Os países mais beneficiados nos últimos anos, através da Cooperação Financeira foram Cabo Verde e Timor Leste

3. Cooperação Técnica
A Cooperação Técnica levada a cabo pelo Ministério das Finanças assenta nas relações bilaterais com os países, principalmente os de expressão portuguesa, mas também com algumas das Instituições Financeiras Internacionais de que é membro

No que se refere à cooperação técnica com os países de expressão portuguesa importa referir que a mesma incide exclusivamente sobre assistência técnica e formação profissional na área das Finanças Públicas (alfândegas, tesouro, orçamento, inspecção de finanças, património, etc), cabendo à DGAERI, através do seu Orçamento para a Cooperação, financiar as acções previamente definidas.

Quanto à cooperação técnica com os Bancos Multilaterais de Desenvolvimento a DGAERI gere um conjunto de Trust Funds de Assistência Técnica (TFAT), cujo objectivo principal é alavancar projectos de cooperação económica.
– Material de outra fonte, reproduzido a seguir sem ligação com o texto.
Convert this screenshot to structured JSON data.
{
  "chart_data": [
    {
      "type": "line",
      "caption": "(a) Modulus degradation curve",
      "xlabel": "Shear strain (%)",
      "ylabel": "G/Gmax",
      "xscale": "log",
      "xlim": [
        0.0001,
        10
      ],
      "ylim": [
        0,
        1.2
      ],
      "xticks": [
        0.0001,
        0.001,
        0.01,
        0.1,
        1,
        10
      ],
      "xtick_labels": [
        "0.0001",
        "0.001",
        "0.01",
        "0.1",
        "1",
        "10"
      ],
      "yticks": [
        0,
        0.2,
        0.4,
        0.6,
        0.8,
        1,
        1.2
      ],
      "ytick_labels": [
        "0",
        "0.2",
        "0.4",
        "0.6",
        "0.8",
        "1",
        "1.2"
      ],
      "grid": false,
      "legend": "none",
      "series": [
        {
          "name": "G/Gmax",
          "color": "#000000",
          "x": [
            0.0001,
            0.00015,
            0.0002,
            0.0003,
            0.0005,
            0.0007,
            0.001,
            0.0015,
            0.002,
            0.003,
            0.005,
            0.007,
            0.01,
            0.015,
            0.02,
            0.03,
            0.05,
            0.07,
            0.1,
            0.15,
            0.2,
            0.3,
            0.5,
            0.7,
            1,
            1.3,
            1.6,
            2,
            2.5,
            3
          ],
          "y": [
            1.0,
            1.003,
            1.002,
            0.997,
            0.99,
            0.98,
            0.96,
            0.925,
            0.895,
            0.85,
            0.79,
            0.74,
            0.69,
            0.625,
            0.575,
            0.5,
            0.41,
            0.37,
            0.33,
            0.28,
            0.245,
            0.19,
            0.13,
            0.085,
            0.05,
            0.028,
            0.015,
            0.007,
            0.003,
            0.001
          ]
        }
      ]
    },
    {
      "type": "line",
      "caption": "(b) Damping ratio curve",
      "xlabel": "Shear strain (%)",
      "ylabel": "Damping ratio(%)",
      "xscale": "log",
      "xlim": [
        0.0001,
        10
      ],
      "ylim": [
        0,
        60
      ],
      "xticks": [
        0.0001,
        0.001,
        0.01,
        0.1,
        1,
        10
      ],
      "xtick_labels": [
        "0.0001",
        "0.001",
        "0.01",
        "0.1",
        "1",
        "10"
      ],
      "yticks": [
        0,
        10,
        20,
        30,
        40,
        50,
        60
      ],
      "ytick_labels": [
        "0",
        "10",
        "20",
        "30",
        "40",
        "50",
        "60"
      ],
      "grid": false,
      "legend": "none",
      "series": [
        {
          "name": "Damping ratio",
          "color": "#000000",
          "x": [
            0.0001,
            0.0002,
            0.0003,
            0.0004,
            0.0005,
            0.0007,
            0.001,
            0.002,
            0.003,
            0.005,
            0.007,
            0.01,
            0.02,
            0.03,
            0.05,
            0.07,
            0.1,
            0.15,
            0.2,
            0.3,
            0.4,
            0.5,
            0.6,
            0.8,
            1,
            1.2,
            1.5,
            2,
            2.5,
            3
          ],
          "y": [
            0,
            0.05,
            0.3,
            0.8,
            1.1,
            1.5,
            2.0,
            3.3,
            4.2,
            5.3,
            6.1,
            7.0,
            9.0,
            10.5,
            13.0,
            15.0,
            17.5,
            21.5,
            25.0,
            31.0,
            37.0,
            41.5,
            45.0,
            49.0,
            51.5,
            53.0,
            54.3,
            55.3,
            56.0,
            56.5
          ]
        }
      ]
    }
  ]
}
As relações bilaterais de Portugal com os BMD estão reflectidas nos Acordos de Cooperação Técnica que deram origem aos actuais TFAT com o BM, BID, BAfD e BERD. Os meios financeiros destes Trust Fund são provenientes do Orçamento de Estado e a sua utilização permite às empresas de consultoria e aos consultores individuais portugueses concorrer a projectos de Assistência Técnica nos países em desenvolvimento (estudos, avaliação, fiscalização, etc). Além dos rendimentos decorrentes da execução do projecto, as empresas têm a oportunidade de aprofundar o conhecimento da IFI e do país onde a AT tem lugar, bem como ganhar experiência para concorrerem a posteriores concursos relativos a projectos de maior dimensão financiados pelas IFI. A deliberação sobre os projectos de AT submetidos a Portugal pelas IFI é tomada pelo Ministério das Finanças e da Administração Pública com base nos seguintes critérios: (a) incidirem em países estratégicos para a cooperação portuguesa; (b) atenderem a sectores de actividade prioritários previamente identificados pelo ICEP e (c) potenciarem novas oportunidades de negócio para empresas portuguesas.